Compensated Convexity, Multiscale Medial Axis Maps and Sharp Regularity of the Squared Distance Function

Abstract: We introduce a new stable mathematical model for locating and measuring the medial axis of geometric objects, called the quadratic multiscale medial axis map of scale $\lambda$, and prove a sharp regularity result for the squared-distance function to any closed non-empty subset $K$ of $\mathbb{R}^n$. Our results exploit properties of the function $C^l_{\lambda}(dist^2(\cdot;\, K))$ obtained by applying the quadratic lower compensated convex transform of parameter $\lambda$ to $dist^2(\cdot;\, K)$, the Euclidean squared-distance function to $K$. Using an estimate for the tight approximation of $dist^2(\cdot;\, K)$ by $C^l_{\lambda}(dist^2(\cdot;\, K))$, we prove $C^{1,1}$-regularity of $dist^2(\cdot;\, K)$ outside a neighbourhood of the closure of the medial axis $M_K$ of $K$, and give an asymptotic formula for $C^l_{\lambda}(dist^2(\cdot;\, K))$ in terms of the scaled squared distance to $K$ and to the convex hull of the set of points that realize the minimum distance to $K$. The multiscale medial axis map, $M_{\lambda}(\cdot;\, K)$, is a family of non-negative functions whose limit as $\lambda \to \infty$ exists and is called the multiscale medial axis landscape map, $M_{\infty}(\cdot;\, K)$. We show $M_{\infty}(\cdot;\, K)$ is strictly positive on the medial axis $M_K$ and zero elsewhere.

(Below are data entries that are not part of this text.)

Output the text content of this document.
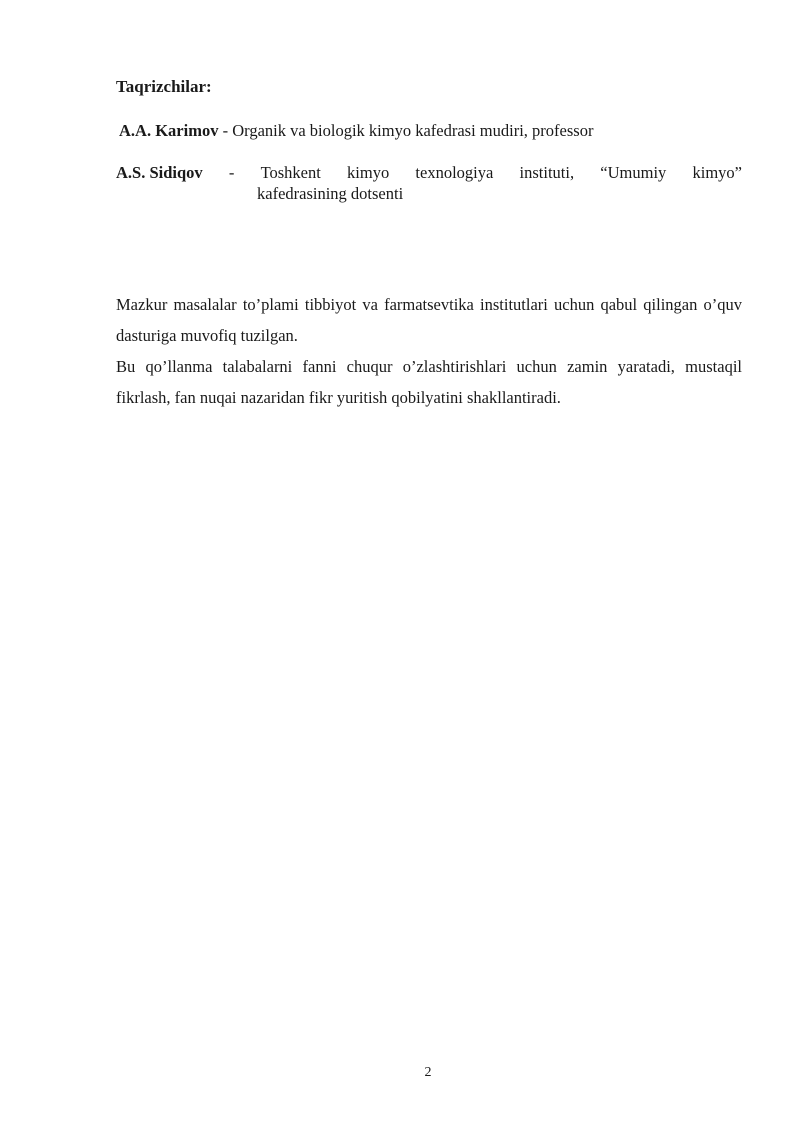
Taqrizchilar:
A.A. Karimov - Organik va biologik kimyo kafedrasi mudiri, professor
A.S. Sidiqov - Toshkent kimyo texnologiya instituti, “Umumiy kimyo”
kafedrasining dotsenti

Mazkur masalalar to’plami tibbiyot va farmatsevtika institutlari uchun qabul qilingan o’quv dasturiga muvofiq tuzilgan.

Bu qo’llanma talabalarni fanni chuqur o’zlashtirishlari uchun zamin yaratadi, mustaqil fikrlash, fan nuqai nazaridan fikr yuritish qobilyatini shakllantiradi.

2
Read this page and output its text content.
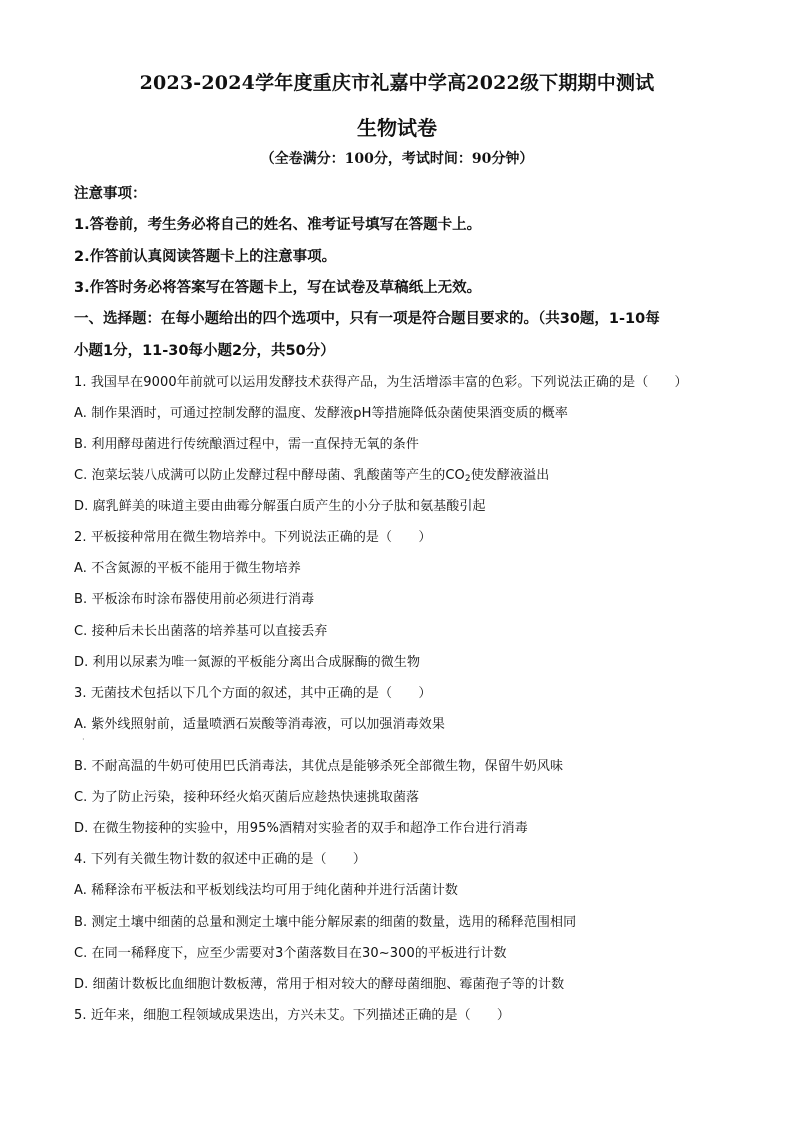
2023-2024学年度重庆市礼嘉中学高2022级下期期中测试
生物试卷
（全卷满分：100分，考试时间：90分钟）
注意事项：
1.答卷前，考生务必将自己的姓名、准考证号填写在答题卡上。
2.作答前认真阅读答题卡上的注意事项。
3.作答时务必将答案写在答题卡上，写在试卷及草稿纸上无效。
一、选择题：在每小题给出的四个选项中，只有一项是符合题目要求的。（共30题，1-10每
小题1分，11-30每小题2分，共50分）
1. 我国早在9000年前就可以运用发酵技术获得产品，为生活增添丰富的色彩。下列说法正确的是（　　）
A. 制作果酒时，可通过控制发酵的温度、发酵液pH等措施降低杂菌使果酒变质的概率
B. 利用酵母菌进行传统酿酒过程中，需一直保持无氧的条件
C. 泡菜坛装八成满可以防止发酵过程中酵母菌、乳酸菌等产生的$CO_2$使发酵液溢出
D. 腐乳鲜美的味道主要由曲霉分解蛋白质产生的小分子肽和氨基酸引起
2. 平板接种常用在微生物培养中。下列说法正确的是（　　）
A. 不含氮源的平板不能用于微生物培养
B. 平板涂布时涂布器使用前必须进行消毒
C. 接种后未长出菌落的培养基可以直接丢弃
D. 利用以尿素为唯一氮源的平板能分离出合成脲酶的微生物
3. 无菌技术包括以下几个方面的叙述，其中正确的是（　　）
A. 紫外线照射前，适量喷洒石炭酸等消毒液，可以加强消毒效果
·
B. 不耐高温的牛奶可使用巴氏消毒法，其优点是能够杀死全部微生物，保留牛奶风味
C. 为了防止污染，接种环经火焰灭菌后应趁热快速挑取菌落
D. 在微生物接种的实验中，用95%酒精对实验者的双手和超净工作台进行消毒
4. 下列有关微生物计数的叙述中正确的是（　　）
A. 稀释涂布平板法和平板划线法均可用于纯化菌种并进行活菌计数
B. 测定土壤中细菌的总量和测定土壤中能分解尿素的细菌的数量，选用的稀释范围相同
C. 在同一稀释度下，应至少需要对3个菌落数目在30~300的平板进行计数
D. 细菌计数板比血细胞计数板薄，常用于相对较大的酵母菌细胞、霉菌孢子等的计数
5. 近年来，细胞工程领域成果迭出，方兴未艾。下列描述正确的是（　　）
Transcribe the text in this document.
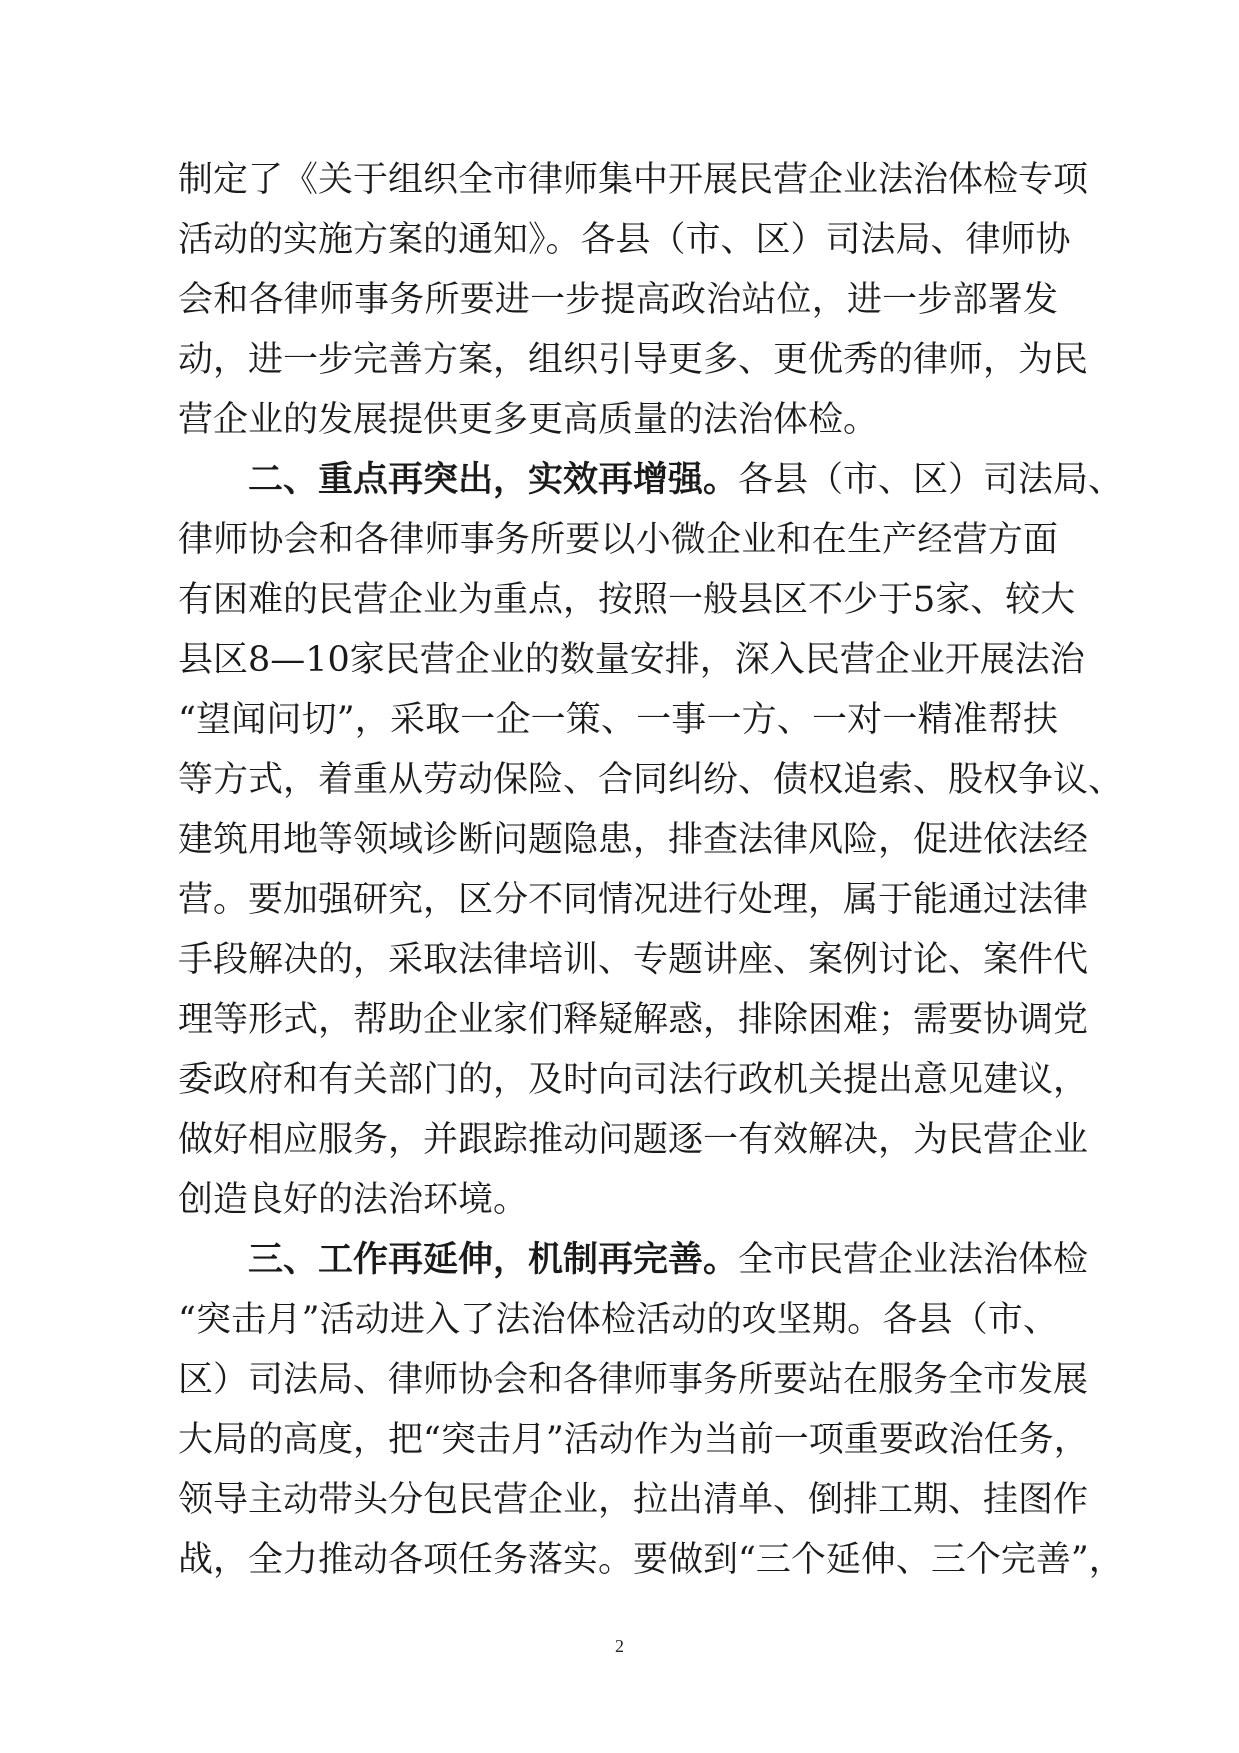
制定了《关于组织全市律师集中开展民营企业法治体检专项
活动的实施方案的通知》。各县（市、区）司法局、律师协
会和各律师事务所要进一步提高政治站位，进一步部署发
动，进一步完善方案，组织引导更多、更优秀的律师，为民
营企业的发展提供更多更高质量的法治体检。
二、重点再突出，实效再增强。各县（市、区）司法局、
律师协会和各律师事务所要以小微企业和在生产经营方面
有困难的民营企业为重点，按照一般县区不少于5家、较大
县区8—10家民营企业的数量安排，深入民营企业开展法治
“望闻问切”，采取一企一策、一事一方、一对一精准帮扶
等方式，着重从劳动保险、合同纠纷、债权追索、股权争议、
建筑用地等领域诊断问题隐患，排查法律风险，促进依法经
营。要加强研究，区分不同情况进行处理，属于能通过法律
手段解决的，采取法律培训、专题讲座、案例讨论、案件代
理等形式，帮助企业家们释疑解惑，排除困难；需要协调党
委政府和有关部门的，及时向司法行政机关提出意见建议，
做好相应服务，并跟踪推动问题逐一有效解决，为民营企业
创造良好的法治环境。
三、工作再延伸，机制再完善。全市民营企业法治体检
“突击月”活动进入了法治体检活动的攻坚期。各县（市、
区）司法局、律师协会和各律师事务所要站在服务全市发展
大局的高度，把“突击月”活动作为当前一项重要政治任务，
领导主动带头分包民营企业，拉出清单、倒排工期、挂图作
战，全力推动各项任务落实。要做到“三个延伸、三个完善”，
2
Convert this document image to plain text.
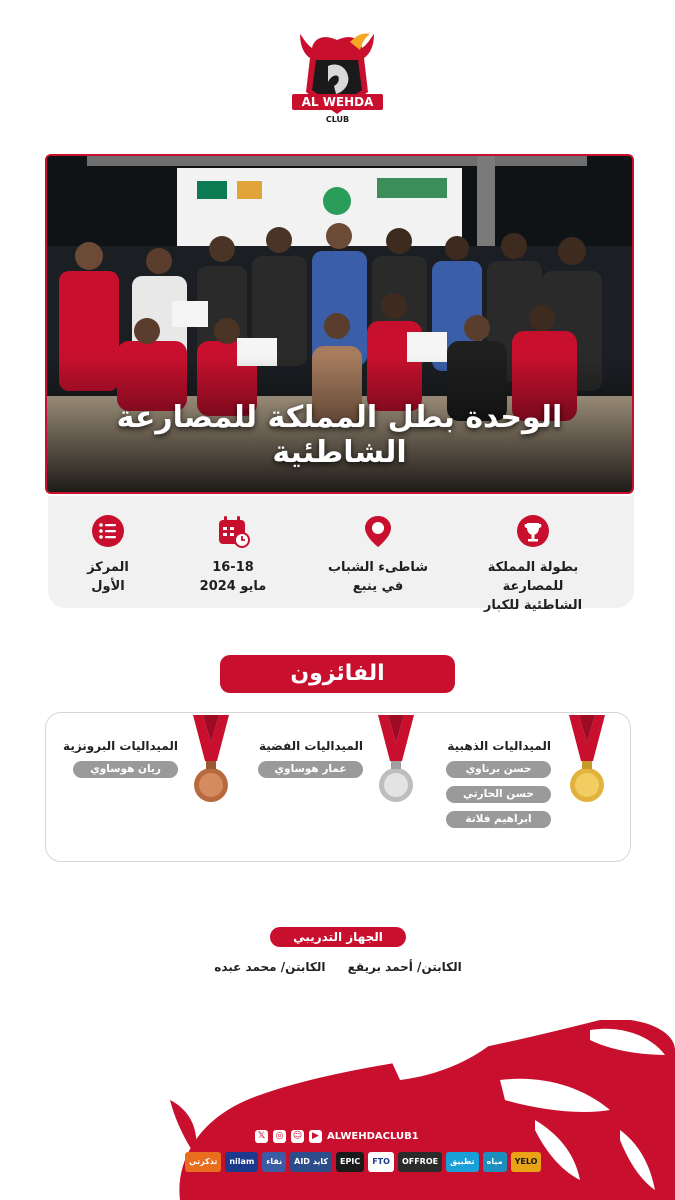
AL WEHDA
CLUB
الوحدة بطل المملكة للمصارعة الشاطئية
بطولة المملكة للمصارعة
الشاطئية للكبار
شاطىء الشباب
في ينبع
16-18
مايو 2024
المركز
الأول
الفائزون
الميداليات الذهبية
حسن برناوي
حسن الحارثي
ابراهيم فلاتة
الميداليات الفضية
عمار هوساوي
الميداليات البرونزية
ريان هوساوي
الجهاز التدريبي
الكابتن/ أحمد بريقع الكابتن/ محمد عبده
𝕏	◎ ☺	▶ ALWEHDACLUB1
YELO
مياه
تطبيق
OFFROE
FTO
EPIC
AID كايد
نقاء
nilam
تذكرتي
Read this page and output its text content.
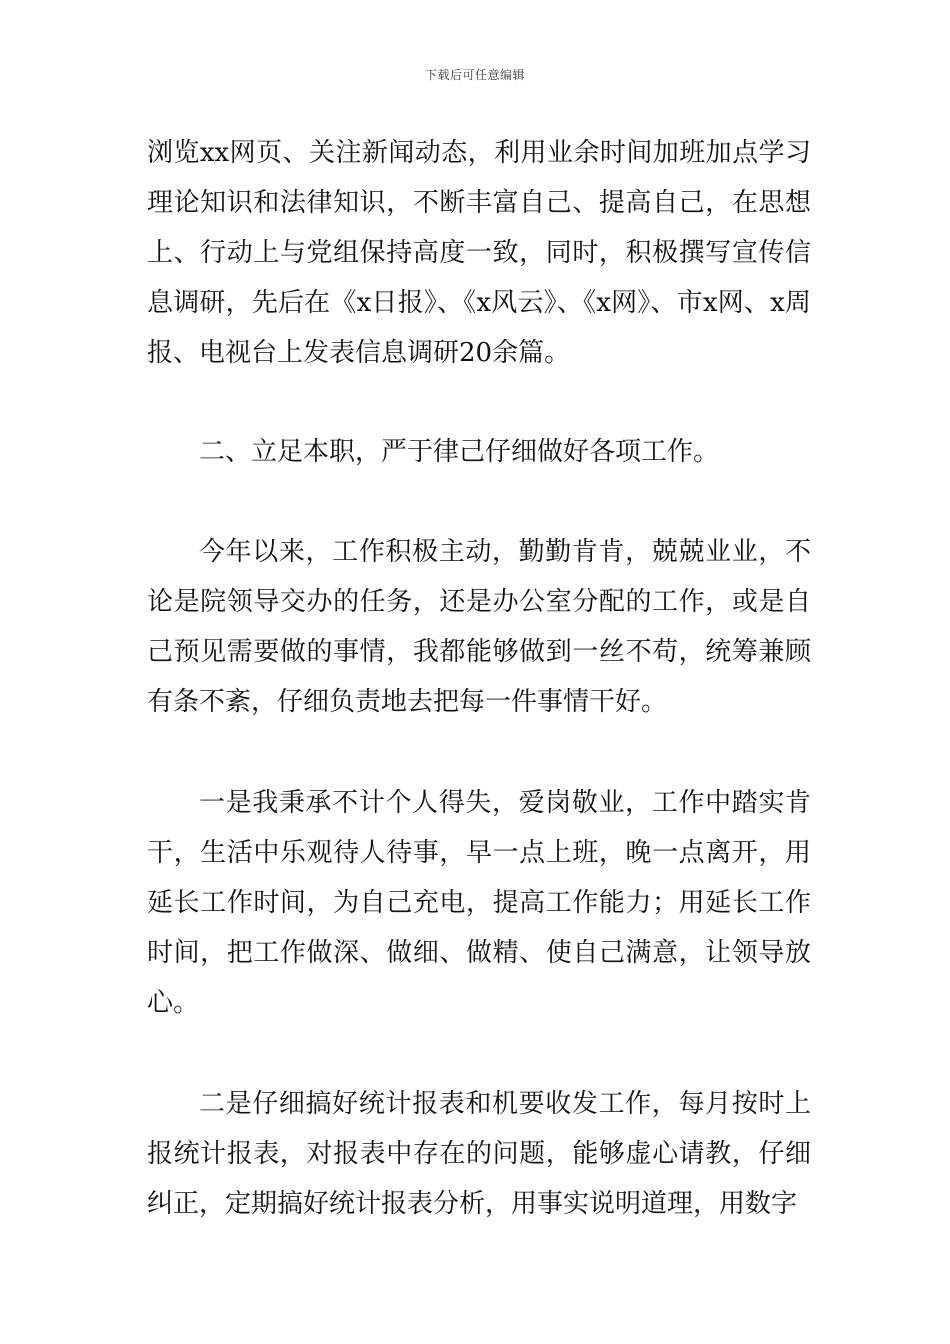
下载后可任意编辑

浏览xx网页、关注新闻动态，利用业余时间加班加点学习理论知识和法律知识，不断丰富自己、提高自己，在思想上、行动上与党组保持高度一致，同时，积极撰写宣传信息调研，先后在《x日报》、《x风云》、《x网》、市x网、x周报、电视台上发表信息调研20余篇。

二、立足本职，严于律己仔细做好各项工作。

今年以来，工作积极主动，勤勤肯肯，兢兢业业，不论是院领导交办的任务，还是办公室分配的工作，或是自己预见需要做的事情，我都能够做到一丝不苟，统筹兼顾有条不紊，仔细负责地去把每一件事情干好。

一是我秉承不计个人得失，爱岗敬业，工作中踏实肯干，生活中乐观待人待事，早一点上班，晚一点离开，用延长工作时间，为自己充电，提高工作能力；用延长工作时间，把工作做深、做细、做精、使自己满意，让领导放心。

二是仔细搞好统计报表和机要收发工作，每月按时上报统计报表，对报表中存在的问题，能够虚心请教，仔细纠正，定期搞好统计报表分析，用事实说明道理，用数字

We give conditions to ensure $M_{\lambda}(\cdot;\, K)$ keeps a constant height along parts of $M_K$ generated by two-point subsets with the height dependent on the distance between the generating points, so giving a hierarchy between different parts of $M_K$ that enables subsets of $M_K$ to be selected by thresholding. Given a compact subset $K$ of $\mathbb{R}^n$, while it is well known that $M_K$ is not Hausdorff stable, we prove $M_{\lambda}(\cdot;\, K)$ is stable under Hausdorff distance, and deduce implications for localization of the stable parts of $M_K$. Examples are included.